Pour l'habiller, vous coupez les nageoires sur tout le contour, vous égalisez la queue, vous ôtez les branchies et la grosse arête courbe qui les protège. Contrairement au turbot, la barbue a quelques petites écailles (et une vessie natatoire, mais ce n'est pas le sujet), elles s'enlèvent facilement en la frottant sous l'eau courante.
J'avoue préférer la barbue au turbot, elle a une saveur bien particulière légèrement poivrée et plus iodée; elle a aussi le bon goût d'être moins chère... Vous pouvez néanmoins utiliser un turbot pour cette recette, mais évitez la sole, le gingembre masque la saveur fine de sa chair, ou la plie (carrelet) qui s'accommode mal du vinaigre.
La recette
Préchauffez le four à 200°. Épluchez et hachez grossièrement le gingembre et les échalotes, et mélangez les. Répartissez le tiers de ce mélange au fond d’un plat à four, et posez la barbue par dessus. Mettez dans son ventre une pincée de ce mélange. Arrosez le poisson d’une tasse à café de vinaigre d’hydromel. Couvrez du reste du mélange échalote et gingembre, ajoutez quelques fragments de beurre, salez et poivrez.

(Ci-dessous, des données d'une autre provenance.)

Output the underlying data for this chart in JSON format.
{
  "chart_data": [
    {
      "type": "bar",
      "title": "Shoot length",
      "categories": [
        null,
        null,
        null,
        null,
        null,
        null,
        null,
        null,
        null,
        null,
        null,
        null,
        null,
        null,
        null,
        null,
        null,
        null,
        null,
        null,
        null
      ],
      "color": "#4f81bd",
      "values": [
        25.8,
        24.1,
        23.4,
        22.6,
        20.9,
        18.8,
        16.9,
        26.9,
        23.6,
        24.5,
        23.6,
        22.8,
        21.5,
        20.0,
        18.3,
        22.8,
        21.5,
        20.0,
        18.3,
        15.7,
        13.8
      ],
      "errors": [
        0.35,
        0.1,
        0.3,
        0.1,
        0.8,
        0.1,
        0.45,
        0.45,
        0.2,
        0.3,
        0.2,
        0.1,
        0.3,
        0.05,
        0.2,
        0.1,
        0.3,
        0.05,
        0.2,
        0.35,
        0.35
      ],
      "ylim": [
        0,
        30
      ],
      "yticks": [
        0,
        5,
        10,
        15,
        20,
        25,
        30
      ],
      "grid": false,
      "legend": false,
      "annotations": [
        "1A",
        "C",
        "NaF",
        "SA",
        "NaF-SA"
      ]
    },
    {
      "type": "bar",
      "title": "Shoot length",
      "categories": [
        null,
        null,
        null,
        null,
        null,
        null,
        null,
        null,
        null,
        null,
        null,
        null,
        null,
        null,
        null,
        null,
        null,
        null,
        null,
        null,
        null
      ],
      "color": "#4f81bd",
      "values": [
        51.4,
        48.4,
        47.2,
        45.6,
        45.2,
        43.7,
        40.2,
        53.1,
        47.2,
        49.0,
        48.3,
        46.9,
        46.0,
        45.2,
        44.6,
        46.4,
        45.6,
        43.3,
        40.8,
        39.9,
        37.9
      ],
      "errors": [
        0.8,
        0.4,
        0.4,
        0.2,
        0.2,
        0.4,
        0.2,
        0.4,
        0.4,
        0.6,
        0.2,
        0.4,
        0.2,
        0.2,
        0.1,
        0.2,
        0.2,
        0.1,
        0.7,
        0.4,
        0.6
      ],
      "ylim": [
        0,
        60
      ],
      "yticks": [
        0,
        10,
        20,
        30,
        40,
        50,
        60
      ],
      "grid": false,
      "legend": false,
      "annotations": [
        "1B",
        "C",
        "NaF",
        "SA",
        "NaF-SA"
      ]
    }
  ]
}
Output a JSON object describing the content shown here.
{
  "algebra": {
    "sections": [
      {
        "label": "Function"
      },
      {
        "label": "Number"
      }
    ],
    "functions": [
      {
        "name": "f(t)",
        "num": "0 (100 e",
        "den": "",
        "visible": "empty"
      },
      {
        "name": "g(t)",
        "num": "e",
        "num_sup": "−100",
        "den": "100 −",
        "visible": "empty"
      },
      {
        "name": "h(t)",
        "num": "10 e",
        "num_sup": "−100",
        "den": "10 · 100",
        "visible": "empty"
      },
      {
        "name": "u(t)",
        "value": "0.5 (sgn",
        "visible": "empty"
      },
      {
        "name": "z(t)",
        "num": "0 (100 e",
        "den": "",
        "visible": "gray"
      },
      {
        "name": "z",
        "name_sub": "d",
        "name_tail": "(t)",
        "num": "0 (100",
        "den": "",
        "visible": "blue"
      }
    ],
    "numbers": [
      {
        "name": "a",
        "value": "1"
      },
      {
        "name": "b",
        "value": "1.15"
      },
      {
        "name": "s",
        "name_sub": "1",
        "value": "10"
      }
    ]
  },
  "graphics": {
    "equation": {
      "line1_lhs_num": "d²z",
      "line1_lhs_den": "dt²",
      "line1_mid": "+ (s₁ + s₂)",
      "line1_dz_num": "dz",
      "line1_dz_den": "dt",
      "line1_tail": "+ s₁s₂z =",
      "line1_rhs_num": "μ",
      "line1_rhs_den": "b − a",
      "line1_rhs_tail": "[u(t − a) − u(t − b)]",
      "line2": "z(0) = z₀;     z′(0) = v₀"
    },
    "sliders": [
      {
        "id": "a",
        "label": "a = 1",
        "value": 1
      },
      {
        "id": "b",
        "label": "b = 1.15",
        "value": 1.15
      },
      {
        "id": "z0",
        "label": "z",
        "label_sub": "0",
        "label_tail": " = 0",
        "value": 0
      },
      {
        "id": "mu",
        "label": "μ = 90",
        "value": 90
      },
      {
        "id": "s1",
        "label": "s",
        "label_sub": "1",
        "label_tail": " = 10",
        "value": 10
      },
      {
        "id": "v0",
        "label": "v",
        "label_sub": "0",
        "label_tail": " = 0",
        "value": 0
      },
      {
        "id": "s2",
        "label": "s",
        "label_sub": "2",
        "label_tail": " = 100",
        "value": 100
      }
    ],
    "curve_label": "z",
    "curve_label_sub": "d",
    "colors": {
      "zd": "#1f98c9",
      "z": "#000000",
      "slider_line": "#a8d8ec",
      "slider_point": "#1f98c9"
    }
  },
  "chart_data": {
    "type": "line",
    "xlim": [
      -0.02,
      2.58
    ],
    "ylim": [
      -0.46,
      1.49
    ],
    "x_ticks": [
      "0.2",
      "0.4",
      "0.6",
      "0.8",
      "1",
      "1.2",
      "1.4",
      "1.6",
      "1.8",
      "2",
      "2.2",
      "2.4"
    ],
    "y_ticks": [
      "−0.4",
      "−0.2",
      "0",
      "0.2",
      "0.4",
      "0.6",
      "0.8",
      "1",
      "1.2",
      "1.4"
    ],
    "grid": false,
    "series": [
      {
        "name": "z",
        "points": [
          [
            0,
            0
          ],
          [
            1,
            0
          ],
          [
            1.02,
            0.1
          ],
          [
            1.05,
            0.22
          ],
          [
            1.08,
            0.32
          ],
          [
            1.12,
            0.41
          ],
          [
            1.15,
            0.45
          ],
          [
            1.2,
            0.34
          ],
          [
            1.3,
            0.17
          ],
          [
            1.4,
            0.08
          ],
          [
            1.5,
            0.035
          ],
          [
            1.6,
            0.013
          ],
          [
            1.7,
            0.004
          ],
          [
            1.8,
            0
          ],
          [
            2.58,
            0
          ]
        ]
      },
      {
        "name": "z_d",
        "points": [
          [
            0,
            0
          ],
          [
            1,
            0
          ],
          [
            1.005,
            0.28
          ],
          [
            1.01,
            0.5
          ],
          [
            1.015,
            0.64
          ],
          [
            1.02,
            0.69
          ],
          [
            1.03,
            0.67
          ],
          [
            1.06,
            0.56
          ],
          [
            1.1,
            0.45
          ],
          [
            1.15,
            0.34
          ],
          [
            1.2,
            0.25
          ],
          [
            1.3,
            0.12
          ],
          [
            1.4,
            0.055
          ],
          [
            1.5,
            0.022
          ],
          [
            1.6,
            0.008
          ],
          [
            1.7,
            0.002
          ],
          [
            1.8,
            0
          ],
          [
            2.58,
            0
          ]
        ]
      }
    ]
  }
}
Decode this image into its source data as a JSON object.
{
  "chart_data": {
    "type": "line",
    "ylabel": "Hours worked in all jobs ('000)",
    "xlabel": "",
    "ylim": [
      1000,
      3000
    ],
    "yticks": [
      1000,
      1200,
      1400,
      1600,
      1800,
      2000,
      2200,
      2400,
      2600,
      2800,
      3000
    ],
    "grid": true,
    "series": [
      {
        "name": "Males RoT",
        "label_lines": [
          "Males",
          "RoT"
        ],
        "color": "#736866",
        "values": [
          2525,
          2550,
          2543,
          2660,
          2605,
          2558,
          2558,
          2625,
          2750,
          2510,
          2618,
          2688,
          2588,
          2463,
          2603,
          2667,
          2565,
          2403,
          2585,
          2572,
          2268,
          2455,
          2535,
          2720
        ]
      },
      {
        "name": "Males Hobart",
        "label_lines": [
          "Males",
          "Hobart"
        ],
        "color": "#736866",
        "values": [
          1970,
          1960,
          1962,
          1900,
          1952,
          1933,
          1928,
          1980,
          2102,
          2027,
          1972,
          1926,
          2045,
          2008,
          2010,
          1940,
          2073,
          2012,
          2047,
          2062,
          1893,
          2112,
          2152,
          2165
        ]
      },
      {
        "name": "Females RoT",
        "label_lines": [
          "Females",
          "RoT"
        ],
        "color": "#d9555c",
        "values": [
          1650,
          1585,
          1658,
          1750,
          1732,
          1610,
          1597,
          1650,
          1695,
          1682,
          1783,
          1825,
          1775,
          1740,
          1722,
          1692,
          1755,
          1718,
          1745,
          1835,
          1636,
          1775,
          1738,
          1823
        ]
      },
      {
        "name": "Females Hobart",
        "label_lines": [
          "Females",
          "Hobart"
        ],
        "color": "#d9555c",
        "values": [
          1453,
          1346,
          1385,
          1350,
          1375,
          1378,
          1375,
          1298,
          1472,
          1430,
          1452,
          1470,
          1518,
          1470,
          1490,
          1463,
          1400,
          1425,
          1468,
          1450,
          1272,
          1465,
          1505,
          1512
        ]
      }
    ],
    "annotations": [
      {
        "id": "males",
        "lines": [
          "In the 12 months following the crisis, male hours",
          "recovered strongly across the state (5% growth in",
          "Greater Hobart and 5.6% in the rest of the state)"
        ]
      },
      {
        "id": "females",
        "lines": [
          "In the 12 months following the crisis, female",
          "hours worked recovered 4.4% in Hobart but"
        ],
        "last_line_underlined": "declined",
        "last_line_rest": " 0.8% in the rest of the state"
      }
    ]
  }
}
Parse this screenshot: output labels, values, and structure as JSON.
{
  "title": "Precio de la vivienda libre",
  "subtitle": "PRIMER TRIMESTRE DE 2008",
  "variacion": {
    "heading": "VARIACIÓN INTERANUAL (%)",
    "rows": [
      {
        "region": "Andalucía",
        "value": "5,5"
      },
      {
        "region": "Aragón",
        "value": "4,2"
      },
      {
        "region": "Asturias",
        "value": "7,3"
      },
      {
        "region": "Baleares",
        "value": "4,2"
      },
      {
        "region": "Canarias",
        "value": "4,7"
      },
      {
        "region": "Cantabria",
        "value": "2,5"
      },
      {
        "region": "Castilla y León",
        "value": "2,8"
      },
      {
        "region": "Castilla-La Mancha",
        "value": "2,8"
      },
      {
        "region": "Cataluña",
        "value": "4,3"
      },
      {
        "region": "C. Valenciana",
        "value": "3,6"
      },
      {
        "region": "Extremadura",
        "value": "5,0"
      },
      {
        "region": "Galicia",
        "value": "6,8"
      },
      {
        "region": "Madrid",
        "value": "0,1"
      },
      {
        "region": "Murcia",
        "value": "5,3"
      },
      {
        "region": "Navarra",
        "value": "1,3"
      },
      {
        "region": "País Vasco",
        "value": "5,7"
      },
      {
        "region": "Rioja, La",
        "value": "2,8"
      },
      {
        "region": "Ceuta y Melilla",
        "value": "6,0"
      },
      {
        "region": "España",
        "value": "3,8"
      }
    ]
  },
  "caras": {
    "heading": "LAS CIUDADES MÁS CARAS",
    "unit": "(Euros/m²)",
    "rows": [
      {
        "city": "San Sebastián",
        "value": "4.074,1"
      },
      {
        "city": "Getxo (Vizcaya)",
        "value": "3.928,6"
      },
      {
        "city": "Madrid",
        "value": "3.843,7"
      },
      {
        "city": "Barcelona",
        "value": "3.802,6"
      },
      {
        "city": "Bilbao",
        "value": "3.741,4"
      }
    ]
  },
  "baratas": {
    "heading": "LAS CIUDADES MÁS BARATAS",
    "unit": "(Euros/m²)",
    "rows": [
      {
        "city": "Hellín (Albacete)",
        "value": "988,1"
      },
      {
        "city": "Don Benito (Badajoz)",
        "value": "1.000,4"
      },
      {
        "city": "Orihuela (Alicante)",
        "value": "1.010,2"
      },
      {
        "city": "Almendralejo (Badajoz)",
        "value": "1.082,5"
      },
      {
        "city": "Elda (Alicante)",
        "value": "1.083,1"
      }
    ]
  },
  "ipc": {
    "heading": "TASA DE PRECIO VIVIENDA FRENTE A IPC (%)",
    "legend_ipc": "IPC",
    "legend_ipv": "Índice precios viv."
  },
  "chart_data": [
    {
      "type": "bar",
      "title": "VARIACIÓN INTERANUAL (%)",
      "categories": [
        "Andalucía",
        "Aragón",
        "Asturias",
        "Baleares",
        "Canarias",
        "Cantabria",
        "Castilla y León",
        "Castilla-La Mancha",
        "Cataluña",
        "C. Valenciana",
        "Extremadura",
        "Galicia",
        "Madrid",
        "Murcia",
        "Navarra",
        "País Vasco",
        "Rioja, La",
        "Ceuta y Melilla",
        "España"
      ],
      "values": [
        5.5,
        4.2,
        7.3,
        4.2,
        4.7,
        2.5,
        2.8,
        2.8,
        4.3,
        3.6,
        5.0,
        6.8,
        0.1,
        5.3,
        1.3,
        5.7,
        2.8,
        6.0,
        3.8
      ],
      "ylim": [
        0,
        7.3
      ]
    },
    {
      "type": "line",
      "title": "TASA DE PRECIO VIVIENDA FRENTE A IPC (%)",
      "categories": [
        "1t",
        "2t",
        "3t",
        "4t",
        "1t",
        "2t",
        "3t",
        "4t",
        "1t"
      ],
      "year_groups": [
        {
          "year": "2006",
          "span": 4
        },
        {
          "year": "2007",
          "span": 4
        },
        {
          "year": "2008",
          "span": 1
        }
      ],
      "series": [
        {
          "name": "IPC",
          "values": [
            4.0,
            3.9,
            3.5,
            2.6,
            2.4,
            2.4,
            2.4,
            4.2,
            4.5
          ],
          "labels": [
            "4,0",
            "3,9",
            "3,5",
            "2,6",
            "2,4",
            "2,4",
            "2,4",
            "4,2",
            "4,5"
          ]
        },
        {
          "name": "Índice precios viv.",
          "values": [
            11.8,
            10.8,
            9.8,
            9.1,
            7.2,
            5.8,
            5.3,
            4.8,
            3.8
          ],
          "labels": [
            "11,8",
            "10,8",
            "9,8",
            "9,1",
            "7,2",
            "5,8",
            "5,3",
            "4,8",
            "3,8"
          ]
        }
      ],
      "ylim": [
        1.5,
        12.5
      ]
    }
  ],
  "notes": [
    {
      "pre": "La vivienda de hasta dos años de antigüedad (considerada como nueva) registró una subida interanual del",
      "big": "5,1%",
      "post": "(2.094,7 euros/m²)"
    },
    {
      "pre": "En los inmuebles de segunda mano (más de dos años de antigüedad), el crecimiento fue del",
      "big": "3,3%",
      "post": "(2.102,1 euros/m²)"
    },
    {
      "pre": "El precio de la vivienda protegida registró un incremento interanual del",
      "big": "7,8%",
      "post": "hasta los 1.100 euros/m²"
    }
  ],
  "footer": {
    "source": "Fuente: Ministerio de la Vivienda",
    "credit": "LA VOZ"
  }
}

Mettez le plat au four pour une vingtaine de minutes environ pour un poisson de 1,2kg, un peu plus en fonction du poids. Arrosez une fois ou deux en cours de cuisson.
Lorsque qu'il est cuit, enlevez la peau grise en faisant tomber la garniture aromatique dans le plat de cuisson et placez le poisson dans le plat de service. Déglacez très rapidement d'une tasse d'eau chaude, passez le jus pour le débarrasser des fragments d'échalote et de gingembre, puis versez le sur le poisson. Accompagnez d'un riz jasmin thaï, en prenant soin d'ajouter quelques gouttes de miel dans votre rice-cooker.
Nous avons bu (comme souvent) le Saumur blanc de Thierry et Lydie Chancelle, absolument parfait...
Avec tout çà, je m'aperçois que je vous ai pas montré pourquoi ce magnifique poisson est affligé du nom de barbue. Remarquez les bouts de nageoire isolés de chaque côté de sa tête, c'est à eux qu'il le doit.